Creator Marketing Is Now a Core Media Channel — What Indian Creators Need to Know

The IAB just confirmed it: creator marketing is no longer a side bet for brands. It's $37B and growing. Here's what that shift actually means for Indian creators.

HireSocials Team
5 min read

Creator Marketing Is Now a Core Media Channel — What Indian Creators Need to Know

For years, creators had to fight for a seat at the table. Brands would run their big TV spots, their search ads, their OOH campaigns, and then, almost as an afterthought, throw some budget at a few influencers. 'Let's do something on Instagram too.' Like it was a garnish.

That era is done.

The IAB released data this month that should be pinned to every creator's wall: creator advertising is now officially a core media channel. Not a supplement. Not a 'digital activation'. A core channel, sitting right alongside TV, search, and display. The spend to back that up? $37 billion in 2025, heading to $44 billion in 2026. And social media as a whole just overtook search as the largest slice of the digital ad pie, at $117.7 billion and 40% of the total market.

Let that land for a second.

Search Is Slowing. Creators Are Not.

Here's the thing about Google: it's still massive. Search ad revenue hit $114 billion last year. But its growth rate dropped nearly five percentage points compared to 2024. For an industry that's been growing at 15-16% year-on-year, slowing to 11% is a real signal, not just a blip.

Meanwhile, social media advertising was up 32.6% year-over-year. Thirty-two percent. That's not a category that's maturing quietly. That's one that's eating other categories' lunch.

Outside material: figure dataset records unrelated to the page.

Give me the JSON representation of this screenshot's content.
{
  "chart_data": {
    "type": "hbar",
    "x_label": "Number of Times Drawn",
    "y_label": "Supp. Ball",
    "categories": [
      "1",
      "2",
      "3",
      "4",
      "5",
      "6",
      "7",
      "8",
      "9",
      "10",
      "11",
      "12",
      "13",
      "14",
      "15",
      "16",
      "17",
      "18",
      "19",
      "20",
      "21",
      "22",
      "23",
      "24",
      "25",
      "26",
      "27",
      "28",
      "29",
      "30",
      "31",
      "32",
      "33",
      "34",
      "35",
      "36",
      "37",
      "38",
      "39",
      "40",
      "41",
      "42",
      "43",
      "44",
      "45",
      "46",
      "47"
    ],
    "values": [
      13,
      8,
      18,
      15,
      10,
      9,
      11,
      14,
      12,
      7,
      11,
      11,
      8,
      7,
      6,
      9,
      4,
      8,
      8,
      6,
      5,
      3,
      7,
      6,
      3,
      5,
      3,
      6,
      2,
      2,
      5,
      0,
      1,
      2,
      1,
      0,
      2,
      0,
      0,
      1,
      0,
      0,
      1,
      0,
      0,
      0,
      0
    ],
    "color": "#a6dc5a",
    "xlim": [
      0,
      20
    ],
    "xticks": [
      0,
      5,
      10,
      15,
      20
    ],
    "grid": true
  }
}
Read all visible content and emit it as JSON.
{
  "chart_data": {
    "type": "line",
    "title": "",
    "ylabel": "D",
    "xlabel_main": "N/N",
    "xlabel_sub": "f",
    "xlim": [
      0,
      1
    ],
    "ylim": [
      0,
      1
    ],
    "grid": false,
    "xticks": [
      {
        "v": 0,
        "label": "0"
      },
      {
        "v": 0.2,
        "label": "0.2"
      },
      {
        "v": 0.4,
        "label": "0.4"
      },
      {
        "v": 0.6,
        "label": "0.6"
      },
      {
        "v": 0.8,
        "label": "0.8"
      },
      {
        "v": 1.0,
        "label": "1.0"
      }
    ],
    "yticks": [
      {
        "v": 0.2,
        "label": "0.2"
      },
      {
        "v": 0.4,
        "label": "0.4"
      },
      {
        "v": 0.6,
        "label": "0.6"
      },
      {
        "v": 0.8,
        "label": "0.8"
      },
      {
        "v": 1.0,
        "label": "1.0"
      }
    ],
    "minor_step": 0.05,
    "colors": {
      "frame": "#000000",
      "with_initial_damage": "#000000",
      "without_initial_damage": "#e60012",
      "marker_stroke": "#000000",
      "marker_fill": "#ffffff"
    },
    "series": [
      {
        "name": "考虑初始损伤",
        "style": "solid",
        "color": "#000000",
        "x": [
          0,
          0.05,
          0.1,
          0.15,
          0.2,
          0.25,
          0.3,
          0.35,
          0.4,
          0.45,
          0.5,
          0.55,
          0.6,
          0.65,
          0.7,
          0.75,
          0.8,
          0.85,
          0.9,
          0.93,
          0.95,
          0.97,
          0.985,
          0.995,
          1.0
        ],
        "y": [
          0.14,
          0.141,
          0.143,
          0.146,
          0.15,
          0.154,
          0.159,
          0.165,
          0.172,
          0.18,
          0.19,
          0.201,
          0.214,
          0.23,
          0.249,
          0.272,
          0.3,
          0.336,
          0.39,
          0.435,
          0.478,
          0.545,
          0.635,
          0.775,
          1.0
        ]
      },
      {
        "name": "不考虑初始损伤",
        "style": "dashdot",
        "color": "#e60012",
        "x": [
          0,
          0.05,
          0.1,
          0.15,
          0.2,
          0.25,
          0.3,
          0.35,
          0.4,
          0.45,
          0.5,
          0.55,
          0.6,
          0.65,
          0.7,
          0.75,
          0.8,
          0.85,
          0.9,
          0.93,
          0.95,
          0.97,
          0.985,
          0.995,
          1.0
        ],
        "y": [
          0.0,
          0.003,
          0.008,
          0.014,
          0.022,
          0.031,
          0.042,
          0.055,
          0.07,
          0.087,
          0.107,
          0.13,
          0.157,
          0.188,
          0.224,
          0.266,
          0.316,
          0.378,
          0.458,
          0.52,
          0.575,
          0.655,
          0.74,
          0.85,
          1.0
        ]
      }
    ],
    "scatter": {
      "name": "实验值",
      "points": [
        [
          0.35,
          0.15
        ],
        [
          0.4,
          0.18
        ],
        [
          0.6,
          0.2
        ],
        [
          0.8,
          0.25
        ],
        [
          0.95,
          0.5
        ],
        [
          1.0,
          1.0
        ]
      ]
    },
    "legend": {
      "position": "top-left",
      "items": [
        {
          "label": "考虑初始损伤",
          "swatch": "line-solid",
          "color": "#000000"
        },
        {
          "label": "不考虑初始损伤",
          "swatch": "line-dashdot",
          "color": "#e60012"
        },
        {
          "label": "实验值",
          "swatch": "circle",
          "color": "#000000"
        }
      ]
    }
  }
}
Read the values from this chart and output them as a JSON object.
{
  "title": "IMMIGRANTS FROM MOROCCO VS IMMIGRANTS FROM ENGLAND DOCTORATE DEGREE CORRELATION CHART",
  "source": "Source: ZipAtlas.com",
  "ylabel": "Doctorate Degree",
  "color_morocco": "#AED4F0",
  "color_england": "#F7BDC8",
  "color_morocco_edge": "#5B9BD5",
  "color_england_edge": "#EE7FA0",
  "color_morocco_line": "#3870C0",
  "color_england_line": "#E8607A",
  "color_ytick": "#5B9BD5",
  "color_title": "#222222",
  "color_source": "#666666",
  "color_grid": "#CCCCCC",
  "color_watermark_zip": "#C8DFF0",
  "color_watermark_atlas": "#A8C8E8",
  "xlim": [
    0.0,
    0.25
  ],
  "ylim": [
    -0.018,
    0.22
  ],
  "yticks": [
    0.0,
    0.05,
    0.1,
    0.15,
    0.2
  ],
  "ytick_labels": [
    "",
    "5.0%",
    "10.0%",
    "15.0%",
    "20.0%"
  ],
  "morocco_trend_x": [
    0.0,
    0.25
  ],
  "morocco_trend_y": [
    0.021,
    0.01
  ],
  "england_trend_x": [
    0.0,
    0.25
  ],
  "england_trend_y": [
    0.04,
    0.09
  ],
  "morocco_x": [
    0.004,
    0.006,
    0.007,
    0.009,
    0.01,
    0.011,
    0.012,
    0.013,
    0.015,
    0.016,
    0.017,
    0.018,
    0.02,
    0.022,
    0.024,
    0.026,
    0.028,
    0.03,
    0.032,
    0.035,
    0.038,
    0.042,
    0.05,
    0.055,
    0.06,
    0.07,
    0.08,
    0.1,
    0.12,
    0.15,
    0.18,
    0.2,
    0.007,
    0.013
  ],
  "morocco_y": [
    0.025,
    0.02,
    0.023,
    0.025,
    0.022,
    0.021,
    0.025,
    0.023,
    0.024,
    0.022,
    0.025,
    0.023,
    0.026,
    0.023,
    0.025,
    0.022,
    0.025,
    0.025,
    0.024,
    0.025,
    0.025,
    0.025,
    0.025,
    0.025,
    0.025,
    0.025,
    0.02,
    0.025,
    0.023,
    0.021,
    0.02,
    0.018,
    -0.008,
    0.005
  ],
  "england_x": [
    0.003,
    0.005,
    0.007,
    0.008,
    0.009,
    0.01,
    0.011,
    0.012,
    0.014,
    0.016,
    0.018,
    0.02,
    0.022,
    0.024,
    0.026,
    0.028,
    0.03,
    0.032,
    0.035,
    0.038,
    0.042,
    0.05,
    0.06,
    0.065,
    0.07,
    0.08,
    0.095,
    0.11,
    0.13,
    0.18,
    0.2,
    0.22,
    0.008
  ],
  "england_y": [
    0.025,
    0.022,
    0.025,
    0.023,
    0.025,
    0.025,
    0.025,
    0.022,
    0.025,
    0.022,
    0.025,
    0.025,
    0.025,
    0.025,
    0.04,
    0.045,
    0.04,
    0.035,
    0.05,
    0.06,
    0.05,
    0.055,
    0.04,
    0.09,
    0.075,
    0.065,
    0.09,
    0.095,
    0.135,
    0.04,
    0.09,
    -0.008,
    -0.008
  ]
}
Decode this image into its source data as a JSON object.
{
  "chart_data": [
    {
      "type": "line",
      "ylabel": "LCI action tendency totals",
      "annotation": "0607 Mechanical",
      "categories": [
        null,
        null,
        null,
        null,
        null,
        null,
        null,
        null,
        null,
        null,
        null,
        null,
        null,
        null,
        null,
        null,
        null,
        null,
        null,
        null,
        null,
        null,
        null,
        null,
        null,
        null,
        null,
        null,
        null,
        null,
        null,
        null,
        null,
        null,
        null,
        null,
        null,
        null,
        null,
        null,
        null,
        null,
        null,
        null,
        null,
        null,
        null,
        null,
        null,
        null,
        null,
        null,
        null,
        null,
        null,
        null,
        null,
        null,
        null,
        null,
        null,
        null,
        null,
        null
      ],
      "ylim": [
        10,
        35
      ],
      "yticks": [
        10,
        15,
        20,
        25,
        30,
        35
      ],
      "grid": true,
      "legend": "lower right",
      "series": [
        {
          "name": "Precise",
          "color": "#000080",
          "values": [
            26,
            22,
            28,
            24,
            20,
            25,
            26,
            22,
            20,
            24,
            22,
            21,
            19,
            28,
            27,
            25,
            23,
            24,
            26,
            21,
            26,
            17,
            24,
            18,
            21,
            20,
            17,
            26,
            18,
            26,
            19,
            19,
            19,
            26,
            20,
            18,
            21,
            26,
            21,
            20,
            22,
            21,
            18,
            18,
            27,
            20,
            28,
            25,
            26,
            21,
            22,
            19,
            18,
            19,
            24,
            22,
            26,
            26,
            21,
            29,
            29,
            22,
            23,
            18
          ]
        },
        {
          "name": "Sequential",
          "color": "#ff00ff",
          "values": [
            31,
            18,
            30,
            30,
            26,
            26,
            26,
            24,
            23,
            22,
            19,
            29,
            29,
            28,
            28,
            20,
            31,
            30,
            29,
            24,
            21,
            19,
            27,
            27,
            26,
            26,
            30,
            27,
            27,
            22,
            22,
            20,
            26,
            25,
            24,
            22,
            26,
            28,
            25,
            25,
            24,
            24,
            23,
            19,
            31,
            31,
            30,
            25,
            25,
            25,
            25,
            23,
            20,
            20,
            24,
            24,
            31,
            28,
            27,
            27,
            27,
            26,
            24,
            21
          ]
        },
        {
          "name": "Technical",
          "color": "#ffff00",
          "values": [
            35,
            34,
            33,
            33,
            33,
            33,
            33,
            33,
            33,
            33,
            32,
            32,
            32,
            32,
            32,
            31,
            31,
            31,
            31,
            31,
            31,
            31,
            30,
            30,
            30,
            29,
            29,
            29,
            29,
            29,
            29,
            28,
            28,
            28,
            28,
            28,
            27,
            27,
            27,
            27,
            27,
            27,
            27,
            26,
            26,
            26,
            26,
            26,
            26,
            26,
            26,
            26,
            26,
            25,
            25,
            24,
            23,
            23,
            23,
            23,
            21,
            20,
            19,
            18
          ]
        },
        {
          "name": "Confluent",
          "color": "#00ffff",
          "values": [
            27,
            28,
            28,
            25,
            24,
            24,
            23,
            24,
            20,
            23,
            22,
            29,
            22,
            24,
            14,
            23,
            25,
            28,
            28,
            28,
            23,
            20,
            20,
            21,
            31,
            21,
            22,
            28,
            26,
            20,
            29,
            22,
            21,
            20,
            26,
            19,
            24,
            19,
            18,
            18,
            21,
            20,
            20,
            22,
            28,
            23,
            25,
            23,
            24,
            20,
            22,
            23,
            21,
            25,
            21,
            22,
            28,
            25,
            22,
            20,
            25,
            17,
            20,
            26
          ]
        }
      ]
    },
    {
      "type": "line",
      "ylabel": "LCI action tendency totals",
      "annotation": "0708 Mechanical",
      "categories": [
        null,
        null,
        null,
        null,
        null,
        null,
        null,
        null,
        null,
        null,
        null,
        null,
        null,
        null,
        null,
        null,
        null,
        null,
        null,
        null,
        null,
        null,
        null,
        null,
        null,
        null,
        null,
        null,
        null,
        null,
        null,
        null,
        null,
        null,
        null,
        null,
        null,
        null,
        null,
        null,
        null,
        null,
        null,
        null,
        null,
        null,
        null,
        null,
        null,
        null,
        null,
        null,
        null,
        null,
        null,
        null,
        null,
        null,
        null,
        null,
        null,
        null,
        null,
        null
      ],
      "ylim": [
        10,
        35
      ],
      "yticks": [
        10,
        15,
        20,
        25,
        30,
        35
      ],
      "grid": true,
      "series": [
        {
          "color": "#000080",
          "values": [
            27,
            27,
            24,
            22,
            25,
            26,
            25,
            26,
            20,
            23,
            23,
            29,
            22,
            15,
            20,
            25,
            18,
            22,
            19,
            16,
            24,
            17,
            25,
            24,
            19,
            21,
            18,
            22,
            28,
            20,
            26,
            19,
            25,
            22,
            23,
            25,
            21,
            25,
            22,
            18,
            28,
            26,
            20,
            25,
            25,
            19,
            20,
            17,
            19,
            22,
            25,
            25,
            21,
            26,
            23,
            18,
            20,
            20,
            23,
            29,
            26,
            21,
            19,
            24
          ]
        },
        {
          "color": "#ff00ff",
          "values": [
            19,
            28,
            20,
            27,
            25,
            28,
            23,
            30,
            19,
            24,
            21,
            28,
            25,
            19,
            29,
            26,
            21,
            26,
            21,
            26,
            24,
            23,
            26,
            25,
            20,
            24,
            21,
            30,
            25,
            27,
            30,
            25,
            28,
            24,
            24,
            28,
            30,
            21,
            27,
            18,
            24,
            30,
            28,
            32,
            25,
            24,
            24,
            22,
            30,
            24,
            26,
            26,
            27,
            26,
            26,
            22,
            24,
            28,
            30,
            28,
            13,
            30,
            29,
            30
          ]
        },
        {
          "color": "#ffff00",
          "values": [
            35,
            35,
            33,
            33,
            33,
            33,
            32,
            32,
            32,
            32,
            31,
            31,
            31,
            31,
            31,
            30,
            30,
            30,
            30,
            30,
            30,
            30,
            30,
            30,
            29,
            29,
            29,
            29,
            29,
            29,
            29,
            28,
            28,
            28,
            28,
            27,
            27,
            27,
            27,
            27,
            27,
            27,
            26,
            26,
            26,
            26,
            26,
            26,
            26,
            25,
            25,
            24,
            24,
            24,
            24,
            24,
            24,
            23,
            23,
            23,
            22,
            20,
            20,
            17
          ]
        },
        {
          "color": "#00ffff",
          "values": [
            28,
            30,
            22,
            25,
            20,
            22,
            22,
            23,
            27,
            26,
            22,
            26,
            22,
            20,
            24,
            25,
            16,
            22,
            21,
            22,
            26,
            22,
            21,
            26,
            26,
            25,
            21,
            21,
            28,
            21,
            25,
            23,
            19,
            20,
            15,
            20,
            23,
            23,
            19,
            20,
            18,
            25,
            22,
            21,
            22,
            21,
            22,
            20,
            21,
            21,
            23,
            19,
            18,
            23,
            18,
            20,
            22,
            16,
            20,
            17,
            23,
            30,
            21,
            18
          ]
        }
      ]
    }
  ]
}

Brands aren't moving budgets to creators because it's trendy. They're doing it because the math started making more sense than the old way.

What 'Core Channel' Actually Means for How Brands Work With You

This is where it gets interesting — and honestly, a bit more demanding for creators.

When something is a 'campaign tactic', brands treat it episodically. One post, one brief, done. When it's a core channel, they treat it like infrastructure. That means a few things change:

Longer partnerships become the norm. The data shows brands are moving toward always-on creator programs, not one-off drops. 92% of marketers in 2026 say they're mixing macro and micro influencers in their strategy. They're not blasting one big creator once — they're building a stable of voices and keeping them active.

Your content leaves the platform. This is the big one. Paid amplification of creator content beyond social platforms — in display ads, connected TV, retail media — is up 56% this year. Brands are taking the content creators make and running it as actual ads across the wider internet. So the UGC-style, talking-head video you made for a brand's Instagram? It might end up as a YouTube pre-roll or a streaming ad. Your face, your voice, scaled beyond your own following.

Measurement gets serious. When creator content was a side bet, brands were loose about ROI. Now that it's a core budget item, the CFO is asking questions. Expect more tracking links, more performance briefs, more 'what's the conversion rate on this'. Tbh, that's fine — it pushes the industry toward accountability, which ultimately means better-paid creators.

What This Means If You're an Indian Creator

India is not a footnote in this story. It's one of the most watched markets globally for creator growth. The 25-34 demographic that brands are chasing most aggressively? That's literally the core of India's creator and creator-adjacent audience.

A few things worth paying attention to:

Micro-influencers are genuinely in the mix now. 92% of marketers are combining macro and micro creators. If you have 10,000 to 80,000 engaged followers and you've been told you're 'too small' for brand deals, that narrative is shifting. Brands are actively building programs that need your scale — high engagement, niche trust, lower cost per authentic impression.

Content licensing is becoming a conversation. If brands are taking creator content and amplifying it beyond social, that's usage rights territory. Indian creators are historically under-briefed on this. Make sure any brand contract you sign specifies where and for how long they can use your content. Don't just sign the standard brief without reading it.

Long-term is the new pitch. When you approach brands or respond to briefs through platforms like HireSocials, frame yourself as a long-term partner, not a one-post vendor. Show them your audience loyalty metrics, your comment quality, your repeat-viewer numbers. Brands building 'always-on' creator programs want consistency, not flash.

The Honest Take

Look, this shift being declared official by the IAB doesn't mean every brand in India immediately has their act together. There are still plenty of companies here treating creators like a cheap PR stunt or negotiating fees like they're buying newspaper column inches in 2009.

But the structural direction is clear. Money is moving. Accountability is increasing. And creators who understand they're now operating inside a real media channel — not just vibing on their phone — will be the ones who build sustainable businesses out of this.

Start thinking about your creator presence the way a media property thinks about itself. Your audience is your circulation. Your engagement rate is your reader loyalty score. Your niche is your editorial identity.

Because the brands writing the bigger checks? That's exactly how they're starting to see you.